NCSU, UNC researchers think they have found a way to treat COVID-19 with a nasal spray

Leah Boyd
·4 min read

Researchers at North Carolina State University and the University of North Carolina-Chapel Hill have performed successful studies on a nasal spray that can potentially help treat COVID-19.

The researchers developed cells that are very similar to a type of cell found in the lungs. Using a nasal spray device, the user can inhale those mimicking cells. When the virus that causes COVID-19, known as SARS-CoV-2, enters the body, it is overwhelmed by the fake cells and cannot find the real lung cells.

When the virus binds to the surfaces of the fake cells, it is not able to infect them, replicate itself and then go infect other cells. The body’s immune system is able to clear the virus as it sits idly on the fake cells.

The nasal spray used to get the fake cells into the body is made by first putting the fake cells in saline. A nebulizer turns the liquid — the saline and the fake cells — into a mist that the user inhales.

To test the therapy, the researchers inserted a virus that closely resembles the SARS-CoV-2 virus into mice and monkeys and had them inhale the nasal spray. They found that the therapy quickly cleared the virus from the animals’ bodies. The fake cells remained in the mice’s lungs for 72 hours, and the researchers also noted reduced inflammation and fibrosis — tissue growth in response to damage — in the monkeys’ lungs.

What are ‘nanodecoys’ and how are they made?

The researchers put several types of cells into a culture where they could multiply and form cell clusters. These clusters of cells are known as lung spheroid cells (LSCs), which were then pushed through a series of filters in a process known as microextrusion.

As the LSCs moved through the filters, they were separated into many small vesicles called nanodecoys. Each nanodecoy is about 200 to 300 nanometers in size. A human hair is about 80,000 to 100,000 nanometers wide.

This method is why the therapy will presumably work with coronavirus variants. The surface of the nanodecoys is the same as the surface of the lung cells from which they are made. As long as the virus can bind to the surface of real lung cells, it can also bind to the fake cells.

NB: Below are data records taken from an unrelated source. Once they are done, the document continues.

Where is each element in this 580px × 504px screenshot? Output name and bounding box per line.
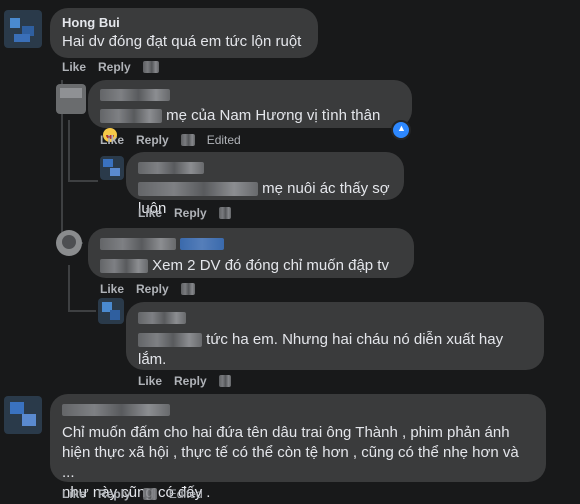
comment-author[interactable] — [100, 88, 170, 101]
like-button[interactable]: Like — [138, 374, 162, 388]
comment-bubble: Chỉ muốn đấm cho hai đứa tên dâu trai ôn… — [50, 394, 546, 501]
like-button[interactable]: Like — [100, 282, 124, 296]
like-button[interactable]: Like — [138, 206, 162, 220]
timestamp[interactable] — [218, 375, 231, 387]
tagged-name[interactable] — [100, 259, 148, 274]
avatar[interactable] — [4, 396, 42, 434]
comment-text: Hai dv đóng đạt quá em tức lộn ruột — [62, 33, 302, 50]
comment-bubble: mẹ nuôi ác thấy sợ luôn — [126, 152, 404, 217]
thread-line — [68, 180, 98, 182]
comment-bubble: tức ha em. Nhưng hai cháu nó diễn xuất h… — [126, 302, 544, 370]
edited-label: Edited — [206, 133, 241, 147]
thread-line — [68, 310, 96, 312]
avatar[interactable] — [100, 156, 124, 180]
timestamp[interactable] — [142, 61, 159, 73]
avatar[interactable] — [98, 298, 124, 324]
reply-button[interactable]: Reply — [98, 60, 131, 74]
tagged-name[interactable] — [138, 333, 202, 348]
like-reaction-icon[interactable] — [391, 120, 411, 140]
comment-text-continued: lắm. — [138, 351, 167, 368]
avatar[interactable] — [56, 230, 82, 256]
comment-author[interactable] — [138, 311, 186, 324]
reply-button[interactable]: Reply — [136, 133, 169, 147]
thread-line — [68, 265, 70, 312]
timestamp[interactable] — [142, 488, 157, 500]
comment-bubble: Xem 2 DV đó đóng chỉ muốn đập tv — [88, 228, 414, 278]
like-button[interactable]: Like — [62, 60, 86, 74]
comment-author[interactable] — [100, 237, 176, 250]
reply-button[interactable]: Reply — [174, 206, 207, 220]
comment-author[interactable]: Hong Bui — [62, 15, 306, 30]
timestamp[interactable] — [180, 134, 195, 146]
comment-author-tag — [180, 237, 225, 250]
comment-text: tức ha em. Nhưng hai cháu nó diễn xuất h… — [206, 331, 504, 348]
avatar[interactable] — [4, 10, 42, 48]
like-button[interactable]: Like — [100, 133, 124, 147]
comment-text-line: Chỉ muốn đấm cho hai đứa tên dâu trai ôn… — [62, 424, 510, 441]
comment-text: mẹ của Nam Hương vị tình thân — [166, 107, 381, 124]
comment-bubble: mẹ của Nam Hương vị tình thân — [88, 80, 412, 142]
like-button[interactable]: Like — [62, 487, 86, 501]
tagged-name[interactable] — [138, 182, 258, 197]
comment-text-line: hiện thực xã hội , thực tế có thể còn tệ… — [62, 444, 519, 481]
tagged-name[interactable] — [100, 109, 162, 124]
comment-text: Xem 2 DV đó đóng chỉ muốn đập tv — [152, 257, 389, 274]
comment-bubble: Hong Bui Hai dv đóng đạt quá em tức lộn … — [50, 8, 318, 58]
reply-button[interactable]: Reply — [98, 487, 131, 501]
edited-label: Edited — [168, 487, 203, 501]
reply-button[interactable]: Reply — [136, 282, 169, 296]
comment-author[interactable] — [62, 403, 170, 416]
reply-button[interactable]: Reply — [174, 374, 207, 388]
thread-line — [68, 120, 70, 182]
timestamp[interactable] — [180, 283, 195, 295]
comment-author[interactable] — [138, 161, 204, 174]
timestamp[interactable] — [218, 207, 231, 219]
avatar[interactable] — [56, 84, 86, 114]
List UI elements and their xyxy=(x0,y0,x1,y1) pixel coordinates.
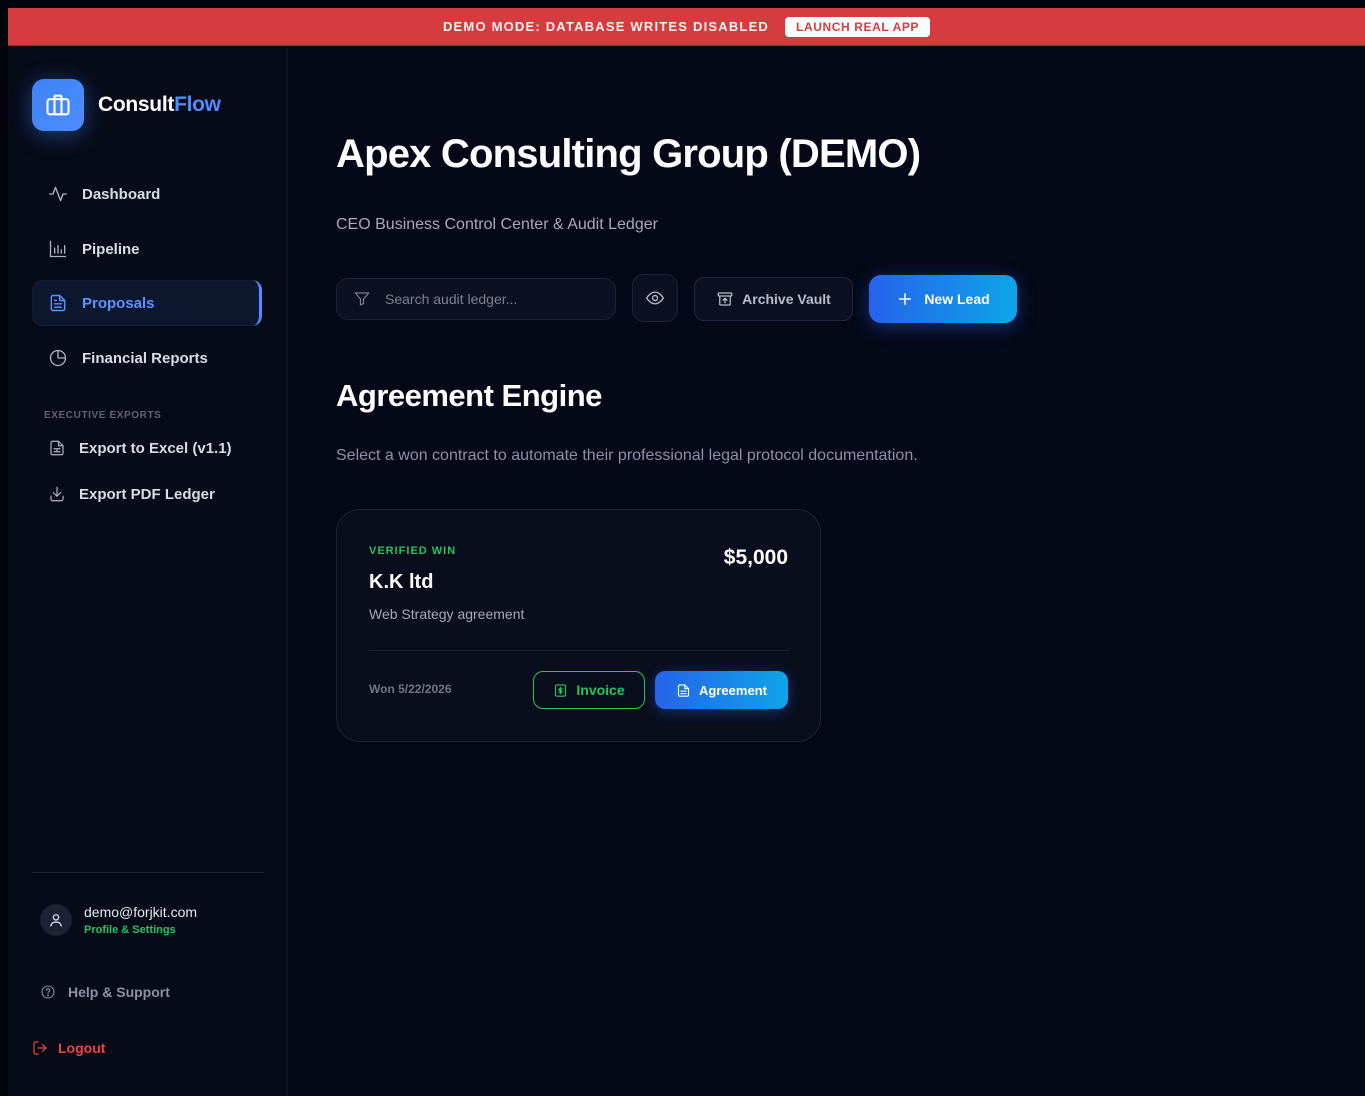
status-badge: VERIFIED WIN xyxy=(369,545,457,557)
brand[interactable]: ConsultFlow xyxy=(32,79,221,131)
section-description: Select a won contract to automate their … xyxy=(336,447,918,464)
client-name: K.K ltd xyxy=(369,571,434,593)
archive-vault-label: Archive Vault xyxy=(742,291,831,307)
sidebar: ConsultFlow Dashboard Pipeline Proposals… xyxy=(8,48,288,1096)
help-icon xyxy=(41,985,55,999)
archive-icon xyxy=(717,292,733,306)
document-icon xyxy=(50,294,66,312)
won-date: Won 5/22/2026 xyxy=(369,682,452,696)
brand-name: ConsultFlow xyxy=(98,93,221,116)
new-lead-label: New Lead xyxy=(924,291,990,307)
search-input[interactable] xyxy=(385,291,585,307)
sidebar-item-label: Financial Reports xyxy=(82,349,208,367)
demo-banner-text: DEMO MODE: DATABASE WRITES DISABLED xyxy=(442,19,770,34)
page-subtitle: CEO Business Control Center & Audit Ledg… xyxy=(336,216,658,233)
sidebar-item-financial-reports[interactable]: Financial Reports xyxy=(32,335,262,381)
archive-vault-button[interactable]: Archive Vault xyxy=(694,277,853,321)
logout-button[interactable]: Logout xyxy=(32,1040,105,1056)
document-icon xyxy=(677,683,690,697)
bar-chart-icon xyxy=(49,240,67,258)
visibility-toggle-button[interactable] xyxy=(632,274,678,322)
invoice-icon xyxy=(555,683,567,697)
profile-settings-link[interactable]: Profile & Settings xyxy=(84,924,197,936)
avatar xyxy=(40,904,72,936)
demo-banner: DEMO MODE: DATABASE WRITES DISABLED LAUN… xyxy=(8,8,1365,46)
section-title: Agreement Engine xyxy=(336,378,602,413)
help-support-link[interactable]: Help & Support xyxy=(40,984,170,1000)
page-title: Apex Consulting Group (DEMO) xyxy=(336,132,921,176)
help-label: Help & Support xyxy=(68,984,170,1000)
agreement-description: Web Strategy agreement xyxy=(369,606,525,622)
executive-exports-label: EXECUTIVE EXPORTS xyxy=(44,410,162,421)
user-profile[interactable]: demo@forjkit.com Profile & Settings xyxy=(40,904,197,936)
sidebar-item-pipeline[interactable]: Pipeline xyxy=(32,226,262,272)
export-pdf-button[interactable]: Export PDF Ledger xyxy=(48,485,215,503)
activity-icon xyxy=(49,186,68,202)
eye-icon xyxy=(645,291,665,305)
export-excel-label: Export to Excel (v1.1) xyxy=(79,439,232,457)
logout-label: Logout xyxy=(58,1040,106,1056)
plus-icon xyxy=(899,293,912,305)
sidebar-item-dashboard[interactable]: Dashboard xyxy=(32,171,262,217)
download-icon xyxy=(50,486,64,502)
launch-real-app-button[interactable]: LAUNCH REAL APP xyxy=(785,16,931,37)
agreement-button[interactable]: Agreement xyxy=(655,671,788,709)
user-icon xyxy=(50,914,62,927)
sidebar-item-label: Proposals xyxy=(82,294,155,312)
search-box[interactable] xyxy=(336,278,616,320)
agreement-label: Agreement xyxy=(699,682,767,698)
spreadsheet-icon xyxy=(50,440,64,456)
new-lead-button[interactable]: New Lead xyxy=(869,275,1017,323)
card-divider xyxy=(369,650,789,651)
contract-card[interactable]: VERIFIED WIN $5,000 K.K ltd Web Strategy… xyxy=(336,509,821,742)
invoice-label: Invoice xyxy=(576,682,625,698)
user-email: demo@forjkit.com xyxy=(84,904,198,920)
sidebar-item-label: Dashboard xyxy=(82,185,161,203)
export-pdf-label: Export PDF Ledger xyxy=(79,485,215,503)
app-frame: DEMO MODE: DATABASE WRITES DISABLED LAUN… xyxy=(8,8,1365,1096)
sidebar-item-label: Pipeline xyxy=(82,240,140,258)
logout-icon xyxy=(33,1041,47,1055)
export-excel-button[interactable]: Export to Excel (v1.1) xyxy=(48,439,232,457)
sidebar-divider xyxy=(32,872,264,873)
filter-icon xyxy=(354,292,370,306)
sidebar-item-proposals[interactable]: Proposals xyxy=(32,280,262,326)
invoice-button[interactable]: Invoice xyxy=(533,671,645,709)
contract-amount: $5,000 xyxy=(723,546,788,569)
pie-chart-icon xyxy=(49,349,67,367)
briefcase-icon xyxy=(32,79,84,131)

“Based on the evolution, whatever the various variants are, no matter how much they change, as long as they enter the lung cells, we can attack them because we’re using the membrane of our own lung cells to bind the virus,” explained Dr. Ke Cheng, Randall B. Terry Jr. Distinguished Professor in Regenerative Medicine at North Carolina State University and a professor in the NC State/UNC-Chapel Hill Joint Department of Biomedical Engineering. Cheng was a coauthor of the study,

Each LSC can filter into about 11,000 nanodecoys. Nanodecoys are not living cells, which is why the virus cannot infect them or replicate when it binds to them. They are safe, as they are less likely to cause tumors or generate a harmful immune response than real cells would be. Because they are so small, it’s also very easy for immune cells to get rid of them when they’re no longer needed. They have been used before to investigate other viruses in animals, such as human immunodeficiency virus, or HIV.

When will this therapy be ready for use in humans?

The researchers now need to figure out how to translate the therapy to be tested in humans and the specific methods the body uses to clear out the nanodecoys.

Cheng told The News & Observer that he is “on the confident side, but wouldn’t say 100% confident” about how the therapy will perform in human trials.

The researchers need approval from the Food and Drug Administration before they’re able to test the therapy in humans. Cheng said this process is likely to take months.

He noted that they are hoping to receive an Emergency Use Authorization from the FDA, “especially for severely ill patients where they’ve tried everything.” EUAs have been used for COVID-19 treatments, such as the antiviral drug remdesivir in 2020, and several vaccines.

“If the remdesivir or monoclonal antibodies aren’t working, particularly in those cases, we would like to apply for emergency use if the clinical trial data is positive,” Cheng said.

Dr. Jason Lobo, a pulmonologist at UNC, was also a coauthor of the study. He did not respond to multiple email requests for an interview.